This means → India is selectively cutting the cost of *making things*, not making consumer imports cheaper.
Why are battery equipment tariffs the centerpiece?
Duty-free categories for lithium-ion battery manufacturing equipment expanded to roughly 85 items, covering welding machines, electrolyte-injection systems, laser cutters, and cell-testing lines.
Reports indicate about 85% of components used in lithium-ion cell manufacturing already carry zero duty.
This means → India is pushing battery-factory setup costs as low as possible, turning the cost of building the plant itself into a competitive draw.
Who benefits most?
Apple and Xiaomi stand to gain directly — input costs at their Indian factories fall.
Foxconn and Tata Electronics, Apple's primary iPhone contract manufacturers, are steadily shifting capacity to India. Lower component tariffs sharpen their cost edge over rivals in China and Vietnam.
After the notice dropped, shares of Indian electronics-manufacturing services firms — Dixon Technologies, Kaynes Technology, and Amber Enterprises — rallied on expectations of margin improvement.

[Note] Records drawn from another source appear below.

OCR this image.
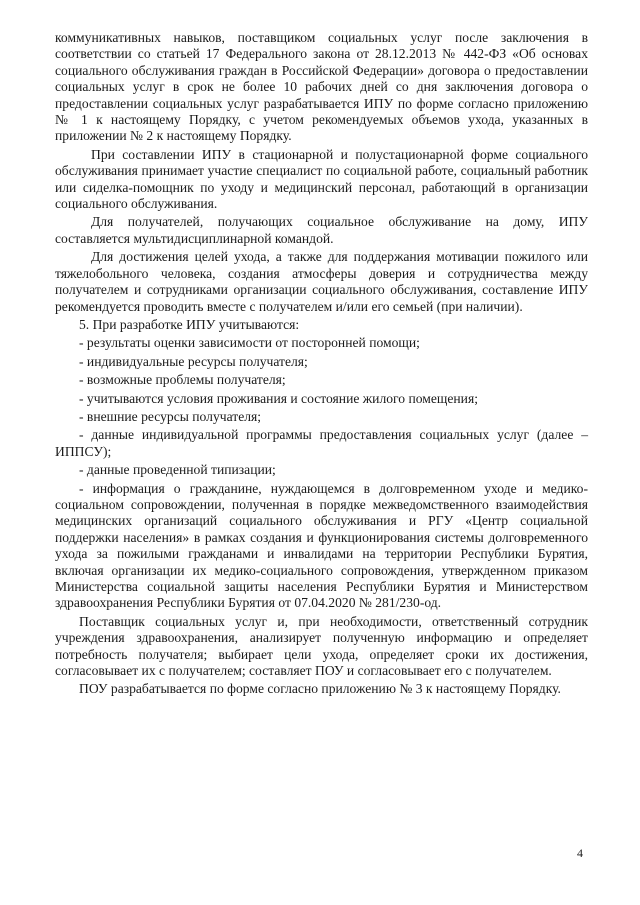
коммуникативных навыков, поставщиком социальных услуг после заключения в соответствии со статьей 17 Федерального закона от 28.12.2013 № 442-ФЗ «Об основах социального обслуживания граждан в Российской Федерации» договора о предоставлении социальных услуг в срок не более 10 рабочих дней со дня заключения договора о предоставлении социальных услуг разрабатывается ИПУ по форме согласно приложению № 1 к настоящему Порядку, с учетом рекомендуемых объемов ухода, указанных в приложении № 2 к настоящему Порядку.

При составлении ИПУ в стационарной и полустационарной форме социального обслуживания принимает участие специалист по социальной работе, социальный работник или сиделка-помощник по уходу и медицинский персонал, работающий в организации социального обслуживания.

Для получателей, получающих социальное обслуживание на дому, ИПУ составляется мультидисциплинарной командой.

Для достижения целей ухода, а также для поддержания мотивации пожилого или тяжелобольного человека, создания атмосферы доверия и сотрудничества между получателем и сотрудниками организации социального обслуживания, составление ИПУ рекомендуется проводить вместе с получателем и/или его семьей (при наличии).

5. При разработке ИПУ учитываются:

- результаты оценки зависимости от посторонней помощи;

- индивидуальные ресурсы получателя;

- возможные проблемы получателя;

- учитываются условия проживания и состояние жилого помещения;

- внешние ресурсы получателя;

- данные индивидуальной программы предоставления социальных услуг (далее – ИППСУ);

- данные проведенной типизации;

- информация о гражданине, нуждающемся в долговременном уходе и медико-социальном сопровождении, полученная в порядке межведомственного взаимодействия медицинских организаций социального обслуживания и РГУ «Центр социальной поддержки населения» в рамках создания и функционирования системы долговременного ухода за пожилыми гражданами и инвалидами на территории Республики Бурятия, включая организации их медико-социального сопровождения, утвержденном приказом Министерства социальной защиты населения Республики Бурятия и Министерством здравоохранения Республики Бурятия от 07.04.2020 № 281/230-од.

Поставщик социальных услуг и, при необходимости, ответственный сотрудник учреждения здравоохранения, анализирует полученную информацию и определяет потребность получателя; выбирает цели ухода, определяет сроки их достижения, согласовывает их с получателем; составляет ПОУ и согласовывает его с получателем.

ПОУ разрабатывается по форме согласно приложению № 3 к настоящему Порядку.

4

What does this mean for India's manufacturing ambitions?
The policy ties directly to India's target of scaling electronics manufacturing to $500 billion by fiscal year 2030.
Context: Indian smartphone output grew 28-fold over the past decade, reaching ₹5.45 trillion (roughly $57 billion) in FY 2024/25.
In plain terms = India is trading tax revenue for factories, betting that once supply chains land they won't leave easily. Whether this deepens genuine localization will be tested well before the 2029 expiry.
Content is for reference only, not financial advice.